KristianS7/Ouro-1.4B is a 1.4 billion parameter Looped Language Model (LoopLM) developed by ByteDance, designed for research purposes. It distinguishes itself through exceptional parameter efficiency, capable of matching the performance of larger 3-4 billion parameter standard transformers by employing iterative shared-weight computation.

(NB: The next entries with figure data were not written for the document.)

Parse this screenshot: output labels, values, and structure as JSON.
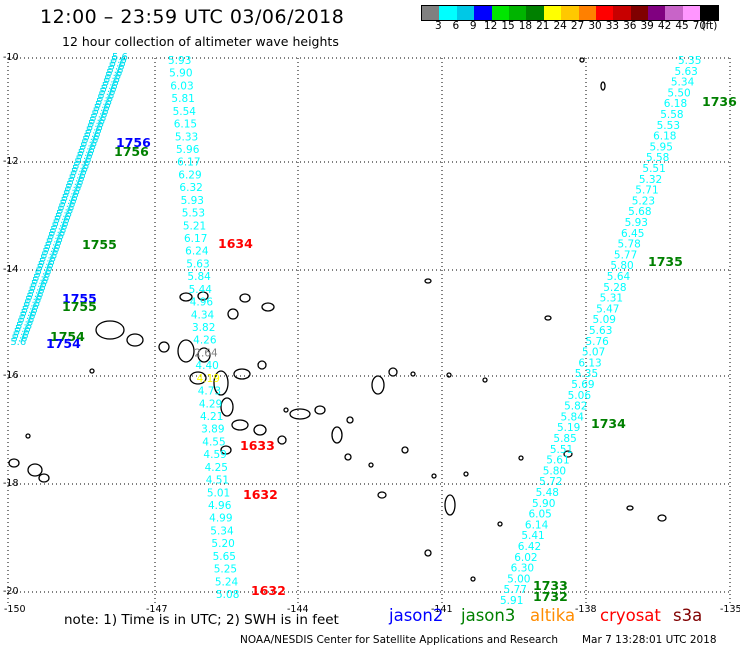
{
  "title": "12:00 – 23:59 UTC 03/06/2018",
  "subtitle": "12 hour collection of altimeter wave heights",
  "colorbar": {
    "colors": [
      "#808080",
      "#00ffff",
      "#00c8e6",
      "#0000ff",
      "#00e600",
      "#00b400",
      "#008000",
      "#ffff00",
      "#ffc800",
      "#ff8000",
      "#ff0000",
      "#c80000",
      "#800000",
      "#800080",
      "#c864c8",
      "#ff96ff",
      "#000000"
    ],
    "labels": [
      "3",
      "6",
      "9",
      "12",
      "15",
      "18",
      "21",
      "24",
      "27",
      "30",
      "33",
      "36",
      "39",
      "42",
      "45",
      "70",
      "(ft)"
    ]
  },
  "axes": {
    "lon_ticks": [
      "-150",
      "-147",
      "-144",
      "-141",
      "-138",
      "-135"
    ],
    "lat_ticks": [
      "-10",
      "-12",
      "-14",
      "-16",
      "-18",
      "-20"
    ]
  },
  "tracks": [
    {
      "name": "track-east",
      "color": "#00ffff",
      "values": [
        "5.35",
        "5.63",
        "5.34",
        "5.50",
        "6.18",
        "5.58",
        "5.53",
        "6.18",
        "5.95",
        "5.58",
        "5.51",
        "5.32",
        "5.71",
        "5.23",
        "5.68",
        "5.93",
        "6.45",
        "5.78",
        "5.77",
        "5.80",
        "5.64",
        "5.28",
        "5.31",
        "5.47",
        "5.09",
        "5.63",
        "5.76",
        "5.07",
        "6.13",
        "5.35",
        "5.69",
        "5.06",
        "5.82",
        "5.84",
        "5.19",
        "5.85",
        "5.51",
        "5.61",
        "5.80",
        "5.72",
        "5.48",
        "5.90",
        "6.05",
        "6.14",
        "5.41",
        "6.42",
        "6.02",
        "6.30",
        "5.00",
        "5.77",
        "5.91"
      ]
    },
    {
      "name": "track-middle",
      "color": "#00ffff",
      "values": [
        "5.93",
        "5.90",
        "6.03",
        "5.81",
        "5.54",
        "6.15",
        "5.33",
        "5.96",
        "6.17",
        "6.29",
        "6.32",
        "5.93",
        "5.53",
        "5.21",
        "6.17",
        "6.24",
        "5.63",
        "5.84",
        "5.44",
        "4.96",
        "4.34",
        "3.82",
        "4.26",
        "2.64",
        "4.40",
        "4.19",
        "4.73",
        "4.29",
        "4.21",
        "3.89",
        "4.55",
        "4.59",
        "4.25",
        "4.51",
        "5.01",
        "4.96",
        "4.99",
        "5.34",
        "5.20",
        "5.65",
        "5.25",
        "5.24",
        "5.08"
      ]
    }
  ],
  "time_labels": [
    {
      "text": "1756",
      "color": "#0000ff"
    },
    {
      "text": "1756",
      "color": "#008000"
    },
    {
      "text": "1755",
      "color": "#008000"
    },
    {
      "text": "1755",
      "color": "#0000ff"
    },
    {
      "text": "1755",
      "color": "#008000"
    },
    {
      "text": "1754",
      "color": "#008000"
    },
    {
      "text": "1754",
      "color": "#0000ff"
    },
    {
      "text": "1634",
      "color": "#ff0000"
    },
    {
      "text": "1633",
      "color": "#ff0000"
    },
    {
      "text": "1632",
      "color": "#ff0000"
    },
    {
      "text": "1632",
      "color": "#ff0000"
    },
    {
      "text": "1736",
      "color": "#008000"
    },
    {
      "text": "1735",
      "color": "#008000"
    },
    {
      "text": "1734",
      "color": "#008000"
    },
    {
      "text": "1733",
      "color": "#008000"
    },
    {
      "text": "1732",
      "color": "#008000"
    }
  ],
  "note": "note:  1) Time is in UTC;  2) SWH is in feet",
  "legend": {
    "jason2": {
      "label": "jason2",
      "color": "#0000ff"
    },
    "jason3": {
      "label": "jason3",
      "color": "#008000"
    },
    "altika": {
      "label": "altika",
      "color": "#ff8c00"
    },
    "cryosat": {
      "label": "cryosat",
      "color": "#ff0000"
    },
    "s3a": {
      "label": "s3a",
      "color": "#800000"
    }
  },
  "credit": "NOAA/NESDIS Center for Satellite Applications and Research",
  "timestamp": "Mar  7 13:28:01 UTC 2018"
}
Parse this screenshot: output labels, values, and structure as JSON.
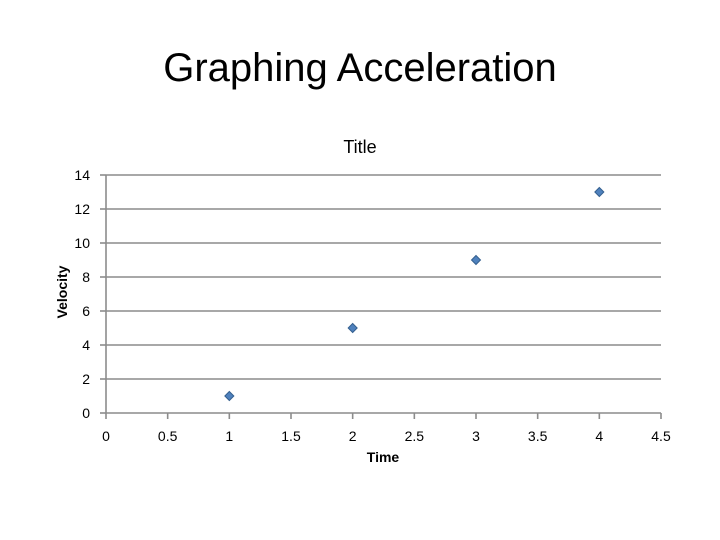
{
  "slide": {
    "title": "Graphing Acceleration"
  },
  "chart_data": {
    "type": "scatter",
    "title": "Title",
    "xlabel": "Time",
    "ylabel": "Velocity",
    "xlim": [
      0,
      4.5
    ],
    "ylim": [
      0,
      14
    ],
    "x_ticks": [
      0,
      0.5,
      1,
      1.5,
      2,
      2.5,
      3,
      3.5,
      4,
      4.5
    ],
    "y_ticks": [
      0,
      2,
      4,
      6,
      8,
      10,
      12,
      14
    ],
    "grid": "horizontal",
    "legend": "none",
    "marker": "diamond",
    "marker_color": "#4F81BD",
    "series": [
      {
        "x": [
          1,
          2,
          3,
          4
        ],
        "y": [
          1,
          5,
          9,
          13
        ]
      }
    ]
  }
}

Key Capabilities & Features

  • Iterative Latent Reasoning: Performs reasoning through recurrent computation within its latent space.
  • Adaptive Computation: Supports early exit mechanisms, allowing for dynamic allocation of computational resources based on the task.
  • Configurable Recurrent Steps: Users can adjust total_ut_steps to balance performance and computation time, and early_exit_threshold for adaptive exit behavior.
  • Robust Architecture: Based on a decoder-only Transformer with 24 layers, 2048 hidden size, Multi-Head Attention, SwiGLU FFN, RoPE, and Sandwich RMSNorm.
  • Extensive Training: Trained on 7.7 trillion tokens, including web data, code, mathematics, and long-context documents, with a context length extendable to 64K.

When to Use This Model

  • Research on Parameter Efficiency: Ideal for exploring methods to achieve high performance with fewer parameters.
  • Adaptive Computation Studies: Suitable for investigating dynamic compute allocation and early exit strategies in LLMs.
  • Resource-Constrained Environments: Potentially useful for applications where computational resources are limited, given its efficiency.

Note: This model is intended for research and is provided as-is. The adaptive exit feature is not currently supported by vLLM.